Risky Business - Paul Brickman (1983)

Joel Goodson (Tom Cruise) est un lycéen de Glencoe, banlieue cossue de Chicago. Ce fils unique traverse une période difficile : ses parents ne lui laissent guère de liberté tout en le couvant comme un gamin, il rêve d'intégrer la prestigieuse université de Princeton, mais ses notes sont moyennes et il est d'une timidité excessive avec les filles. Un jour, alors que les parents de Joel sont partis en vacances pour quelques jours, son ami Miles (Curtis Armstrong) le convainc d'appeler une call-girl dans une petite annonce pour sortir de sa coquille.

Risky Business est le film qui fera de Tom Cruise une star, mais également une œuvre emblématique de la mentalité 80’s. La thématique du coming of age typique du teen movie se voit quelque peu pervertie par l’ère reaganienne. Tom Cruise incarne un lycéen de banlieue WASP à l’avenir tout tracé subissant l’exigence et la sévérité de ses parents. Le réalisateur Paul Brickman développe ainsi une certaine dualité esthétique en la réalité studieuse de Joel et ses fantasmes. Le film s’ouvre sur une scène de rêve flottante et sensuelle suivi d’un moment plus terre à terre lors d’un partie de poker du héros et ses amis où cette retenue introvertie éclate tant dans le dialogue que la situation – les camarades fume cigare et ont leur bière à portée de main quand Joel reste sobre et n’est audacieux que dans le discours mythomane d’une coucherie à laquelle personne ne croit. 

Tom Cruise précédemment petite frappe dans le Outsiders (1983) de Francis Ford Coppola est tout aussi crédible en jeune homme timoré, paralysé par la pression imposé par son environnement. La liberté d’esprit et l’incertitude bienveillante de la jeunesse hédoniste des 70’s semble avoir déjà laissée place au carriérisme exacerbé des 80’s.
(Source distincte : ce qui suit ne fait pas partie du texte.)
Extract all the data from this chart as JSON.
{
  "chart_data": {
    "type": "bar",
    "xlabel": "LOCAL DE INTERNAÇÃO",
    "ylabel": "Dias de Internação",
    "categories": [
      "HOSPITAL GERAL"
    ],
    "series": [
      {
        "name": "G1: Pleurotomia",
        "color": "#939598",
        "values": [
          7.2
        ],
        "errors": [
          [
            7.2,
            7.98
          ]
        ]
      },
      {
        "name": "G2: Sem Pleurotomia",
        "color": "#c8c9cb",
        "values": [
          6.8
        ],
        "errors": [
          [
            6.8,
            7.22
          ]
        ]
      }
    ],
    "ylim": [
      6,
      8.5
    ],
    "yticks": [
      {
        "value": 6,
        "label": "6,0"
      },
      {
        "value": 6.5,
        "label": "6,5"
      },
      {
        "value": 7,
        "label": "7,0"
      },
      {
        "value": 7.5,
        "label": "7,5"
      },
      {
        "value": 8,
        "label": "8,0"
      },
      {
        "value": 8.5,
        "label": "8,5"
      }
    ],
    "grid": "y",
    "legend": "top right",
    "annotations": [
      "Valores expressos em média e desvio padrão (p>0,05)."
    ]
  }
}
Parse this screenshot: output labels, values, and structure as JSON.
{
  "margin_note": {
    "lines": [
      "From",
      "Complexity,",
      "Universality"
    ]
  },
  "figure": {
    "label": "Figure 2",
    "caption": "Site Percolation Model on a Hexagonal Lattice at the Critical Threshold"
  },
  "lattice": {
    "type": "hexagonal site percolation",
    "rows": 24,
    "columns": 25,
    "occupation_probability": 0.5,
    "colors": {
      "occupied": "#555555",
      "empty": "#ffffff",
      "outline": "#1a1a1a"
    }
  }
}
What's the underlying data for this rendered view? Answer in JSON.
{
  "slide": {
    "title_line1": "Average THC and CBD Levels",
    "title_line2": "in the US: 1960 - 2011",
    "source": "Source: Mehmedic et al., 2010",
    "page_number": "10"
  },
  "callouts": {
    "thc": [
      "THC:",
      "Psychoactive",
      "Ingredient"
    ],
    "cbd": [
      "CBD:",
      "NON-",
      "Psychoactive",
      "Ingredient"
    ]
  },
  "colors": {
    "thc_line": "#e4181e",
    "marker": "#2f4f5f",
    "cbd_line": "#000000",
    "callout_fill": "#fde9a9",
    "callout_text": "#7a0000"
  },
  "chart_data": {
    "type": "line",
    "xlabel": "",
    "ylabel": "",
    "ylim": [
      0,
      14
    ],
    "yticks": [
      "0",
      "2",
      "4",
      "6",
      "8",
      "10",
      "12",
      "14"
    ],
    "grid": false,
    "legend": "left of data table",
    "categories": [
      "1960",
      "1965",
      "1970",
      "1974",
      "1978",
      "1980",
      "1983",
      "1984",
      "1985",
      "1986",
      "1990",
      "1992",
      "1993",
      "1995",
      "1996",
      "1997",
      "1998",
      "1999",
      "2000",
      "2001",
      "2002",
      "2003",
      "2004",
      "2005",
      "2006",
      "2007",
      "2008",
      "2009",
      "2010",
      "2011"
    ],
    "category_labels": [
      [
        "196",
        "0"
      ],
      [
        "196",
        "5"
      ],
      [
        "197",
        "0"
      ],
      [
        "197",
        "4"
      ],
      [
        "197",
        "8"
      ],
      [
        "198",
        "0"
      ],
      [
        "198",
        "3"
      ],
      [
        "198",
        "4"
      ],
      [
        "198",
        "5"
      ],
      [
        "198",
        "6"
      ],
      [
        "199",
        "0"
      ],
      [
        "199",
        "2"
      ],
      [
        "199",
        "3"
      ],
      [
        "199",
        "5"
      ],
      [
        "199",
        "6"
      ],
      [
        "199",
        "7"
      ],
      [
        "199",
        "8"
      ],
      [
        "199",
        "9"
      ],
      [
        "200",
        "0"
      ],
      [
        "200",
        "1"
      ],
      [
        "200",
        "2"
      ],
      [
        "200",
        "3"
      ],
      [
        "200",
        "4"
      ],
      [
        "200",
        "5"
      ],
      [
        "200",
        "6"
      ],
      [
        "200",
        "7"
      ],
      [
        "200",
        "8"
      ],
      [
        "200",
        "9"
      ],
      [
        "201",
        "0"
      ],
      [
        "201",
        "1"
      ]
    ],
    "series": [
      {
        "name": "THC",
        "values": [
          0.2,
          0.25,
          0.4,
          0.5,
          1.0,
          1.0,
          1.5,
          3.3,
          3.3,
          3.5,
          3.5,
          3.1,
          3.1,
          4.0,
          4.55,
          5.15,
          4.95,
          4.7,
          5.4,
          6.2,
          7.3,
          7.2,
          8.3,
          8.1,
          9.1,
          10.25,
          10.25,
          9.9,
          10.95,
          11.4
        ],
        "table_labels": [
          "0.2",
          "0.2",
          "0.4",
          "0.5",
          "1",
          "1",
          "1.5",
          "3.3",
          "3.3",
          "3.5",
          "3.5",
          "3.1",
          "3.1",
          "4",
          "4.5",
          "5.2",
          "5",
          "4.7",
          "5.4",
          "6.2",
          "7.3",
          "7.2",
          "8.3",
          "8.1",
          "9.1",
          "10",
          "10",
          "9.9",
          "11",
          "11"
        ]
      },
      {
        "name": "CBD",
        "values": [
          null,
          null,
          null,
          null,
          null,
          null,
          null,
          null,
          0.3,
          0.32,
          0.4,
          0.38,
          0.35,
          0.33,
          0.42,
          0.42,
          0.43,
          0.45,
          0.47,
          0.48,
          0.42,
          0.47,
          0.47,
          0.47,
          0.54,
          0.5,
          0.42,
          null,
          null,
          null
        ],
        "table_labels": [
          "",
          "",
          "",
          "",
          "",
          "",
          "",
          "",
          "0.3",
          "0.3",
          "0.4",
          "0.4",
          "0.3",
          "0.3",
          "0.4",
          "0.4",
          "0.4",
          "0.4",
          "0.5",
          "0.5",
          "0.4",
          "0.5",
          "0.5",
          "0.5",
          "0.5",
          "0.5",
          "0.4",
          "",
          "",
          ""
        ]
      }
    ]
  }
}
Un dialogue entre le héros et ses amis quant à leurs perspectives ne laisse aucun doute, quand Joel encore naïf rêve avant tout de s’accomplir les autres ne cherchent qu’à s’enrichir. Le cheminement et la maturité du personnage se feront donc en assumant à son tour cette mentalité de gagnant.

Joel subit au départ les évènements. Le fantasme demeure coupable – avec une hilarante tentative de masturbation avortée - et la quête de volupté sera provoquée lorsqu’un ami commande une call girl pour lui. Le monde du fantasme s’introduit dans le réel le temps de l’apparition mémorable de Lana (Rebecca De Mornay) porté par les nappes de synthé de Tangerine Dream et accompagne les ébats de Joel enfin déniaisé. La relation entre Joel et Lana, romantique tout en étant intéressé poursuit l’ambiguïté du propos. Notre héros est forcé par la tournure des évènements à un déniaisement moral après celui physique, les péripéties comiques débouchant sur une « réussite » douteuse de proxénète en herbe pour Joel. L’exercice pratique de son option « entrepreneur » au lycée devient concret, démocratisant le dépucelage tarifé pour la jeunesse masculine en rut de ces quartiers nantis. Tom Cruise devient littéralement dans ce film ce VRP maître de la promo, lunette noires, petite veste et sourire toutes dents dehors dessinant l’ambitieux impitoyable. Paul Brickman sème le trouble entre romantisme et imagerie publicitaire dans les moments tendres, l’étreinte dans un wagon de métro entre Lana et Joel n’étant pas loin du cliché avec l’accompagnement du tube de Phil Collins In the air tonight.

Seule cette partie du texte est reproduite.